Mobile Outreach—History and Origins
The concept of mobile outreach is not new, nor is it likely to decline or disappear. Even as the role of libraries changes and new technologies replace outdated models of service, the idea of bringing the library to the people instead of waiting passively for library patrons to enter our institutions remains vital. The first bookmobile in the United States (in the form of a horse-driven wagon!) originated in April, 1905 by Mary Lemist Titcomb, a librarian in Washington County, Maryland. As noted by Titcomb, “No better method has ever been devised for reaching the dweller in the country. The book goes to the man, not waiting for the man to come to the book.” Over a century has passed since this statement was made, and yet this is not a far cry from our current goal of ensuring library access to all.

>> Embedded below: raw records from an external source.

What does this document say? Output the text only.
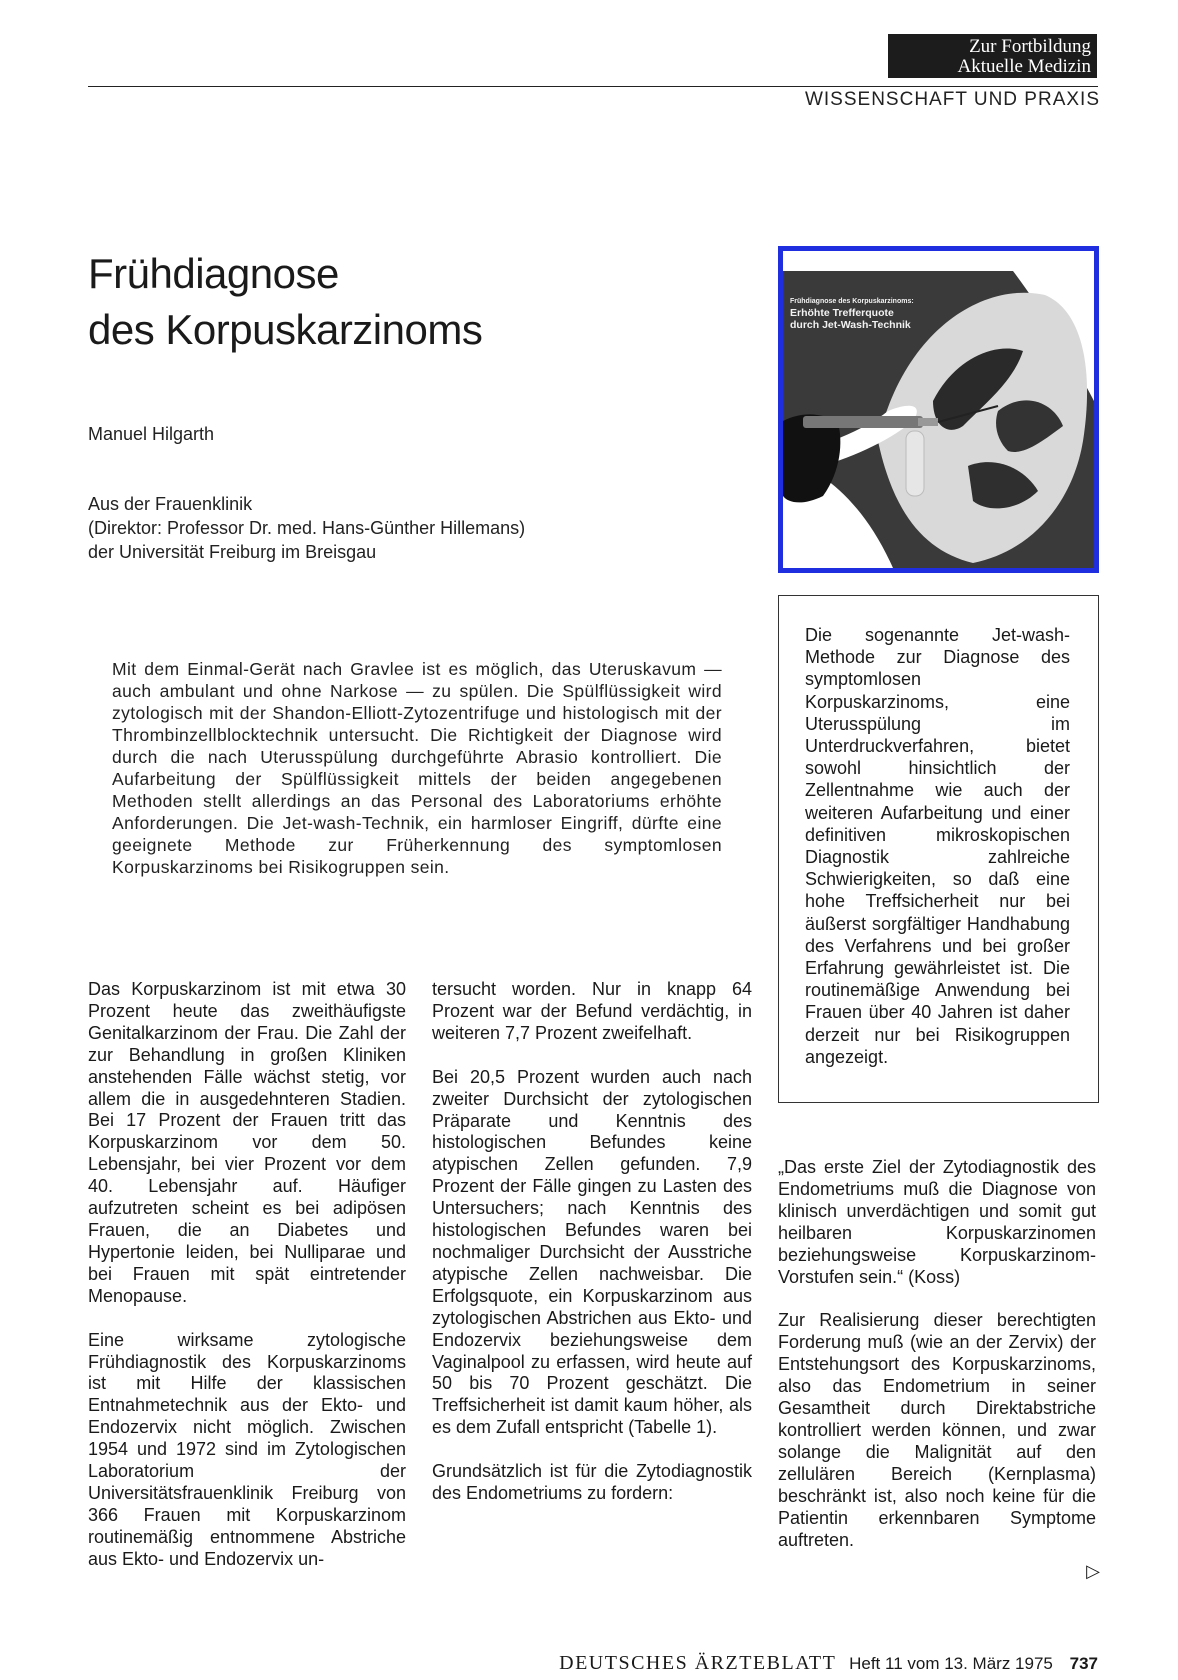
Zur Fortbildung
Aktuelle Medizin
WISSENSCHAFT UND PRAXIS
Frühdiagnose
des Korpuskarzinoms
Manuel Hilgarth
Aus der Frauenklinik
(Direktor: Professor Dr. med. Hans-Günther Hillemans)
der Universität Freiburg im Breisgau
Frühdiagnose des Korpuskarzinoms:
Erhöhte Trefferquote
durch Jet-Wash-Technik
Mit dem Einmal-Gerät nach Gravlee ist es möglich, das Uteruskavum — auch ambulant und ohne Narkose — zu spülen. Die Spülflüssigkeit wird zytologisch mit der Shandon-Elliott-Zytozentrifuge und histologisch mit der Thrombinzellblocktechnik untersucht. Die Richtigkeit der Diagnose wird durch die nach Uterusspülung durchgeführte Abrasio kontrolliert. Die Aufarbeitung der Spülflüssigkeit mittels der beiden angegebenen Methoden stellt allerdings an das Personal des Laboratoriums erhöhte Anforderungen. Die Jet-wash-Technik, ein harmloser Eingriff, dürfte eine geeignete Methode zur Früherkennung des symptomlosen Korpuskarzinoms bei Risikogruppen sein.
Die sogenannte Jet-wash-Methode zur Diagnose des symptomlosen Korpuskarzinoms, eine Uterusspülung im Unterdruckverfahren, bietet sowohl hinsichtlich der Zellentnahme wie auch der weiteren Aufarbeitung und einer definitiven mikroskopischen Diagnostik zahlreiche Schwierigkeiten, so daß eine hohe Treffsicherheit nur bei äußerst sorgfältiger Handhabung des Verfahrens und bei großer Erfahrung gewährleistet ist. Die routinemäßige Anwendung bei Frauen über 40 Jahren ist daher derzeit nur bei Risikogruppen angezeigt.

Das Korpuskarzinom ist mit etwa 30 Prozent heute das zweithäufigste Genitalkarzinom der Frau. Die Zahl der zur Behandlung in großen Kliniken anstehenden Fälle wächst stetig, vor allem die in ausgedehnteren Stadien. Bei 17 Prozent der Frauen tritt das Korpuskarzinom vor dem 50. Lebensjahr, bei vier Prozent vor dem 40. Lebensjahr auf. Häufiger aufzutreten scheint es bei adipösen Frauen, die an Diabetes und Hypertonie leiden, bei Nulliparae und bei Frauen mit spät eintretender Menopause.

Eine wirksame zytologische Frühdiagnostik des Korpuskarzinoms ist mit Hilfe der klassischen Entnahmetechnik aus der Ekto- und Endozervix nicht möglich. Zwischen 1954 und 1972 sind im Zytologischen Laboratorium der Universitätsfrauenklinik Freiburg von 366 Frauen mit Korpuskarzinom routinemäßig entnommene Abstriche aus Ekto- und Endozervix un-

tersucht worden. Nur in knapp 64 Prozent war der Befund verdächtig, in weiteren 7,7 Prozent zweifelhaft.

Bei 20,5 Prozent wurden auch nach zweiter Durchsicht der zytologischen Präparate und Kenntnis des histologischen Befundes keine atypischen Zellen gefunden. 7,9 Prozent der Fälle gingen zu Lasten des Untersuchers; nach Kenntnis des histologischen Befundes waren bei nochmaliger Durchsicht der Ausstriche atypische Zellen nachweisbar. Die Erfolgsquote, ein Korpuskarzinom aus zytologischen Abstrichen aus Ekto- und Endozervix beziehungsweise dem Vaginalpool zu erfassen, wird heute auf 50 bis 70 Prozent geschätzt. Die Treffsicherheit ist damit kaum höher, als es dem Zufall entspricht (Tabelle 1).

Grundsätzlich ist für die Zytodiagnostik des Endometriums zu fordern:

„Das erste Ziel der Zytodiagnostik des Endometriums muß die Diagnose von klinisch unverdächtigen und somit gut heilbaren Korpuskarzinomen beziehungsweise Korpuskarzinom-Vorstufen sein.“ (Koss)

Zur Realisierung dieser berechtigten Forderung muß (wie an der Zervix) der Entstehungsort des Korpuskarzinoms, also das Endometrium in seiner Gesamtheit durch Direktabstriche kontrolliert werden können, und zwar solange die Malignität auf den zellulären Bereich (Kernplasma) beschränkt ist, also noch keine für die Patientin erkennbaren Symptome auftreten.

▷
DEUTSCHES ÄRZTEBLATT Heft 11 vom 13. März 1975 737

Mobile Outreach—Now and Future
Libraries continue to honor Titcomb’s mission through various types of mobile outreach. One of the most popular modes of delivering library materials and services is bookmobiles, or mobile libraries. Bookmobiles serve populations that might not otherwise have access to library services due to a number of potential barriers. For example, bookmobiles provide information services and library materials to the disabled; people living in rural areas or low income communities; those who reside in nursing homes or hospitals; and even prisoners. Bookmobiles are filled with books, periodicals, newspapers, and even DVDs and other media, and staff may provide reference service, reader’s advisory, story times, literacy programs, career and job search assistance, and, arguably most importantly, access to different types of technology.
My library system, the Toronto Public Library, has two bookmobiles that serve library users at more than 30 stops throughout the city. But these bookmobiles do more than simply stop to make deliveries. They are incorporated into the organization’s programs and services. For example, both bookmobiles will be participating in the Toronto One Book community reading program this spring by giving away copies of Ray Bradbury’s Fahrenheit 451 at a number of Bookmobile stops. This is a great way of ensuring accessibility to library programs and events for users who might not otherwise visit branches or check out the library website to see what’s new.
Bookmobiles operate around the world; some connected with libraries and some operating independently, and they can be found in a variety of designs and forms. For example, the beautifully-designed Uitschuif Biebbus in Amsterdam; the camel bookmobile in Kenya; the Biblioburro in Columbia; the Story Sailboat in the San Francisco Bay area; and, really, who wouldn’t want to spend a dreamy summer tooling around Italy in the Bibliomotocarro?
Do your part to support the value—and necessity!—of bookmobiles by participating in National Bookmobile Day on April 17, 2013. National Bookmobile Day, which began in 2010, “honors mobile delivery outreach as an integral and vital part of library service in the United States.” ALA offers free downloadable marketing and publicity resources so that your organization can promote mobile outreach services on (and leading up to) National Bookmobile Day.
Does your library have a bookmobile, or do you offer another type of mobile outreach? Or, what other steps do you take to bring the library to the people? How do you plan to celebrate National Bookmobile Day?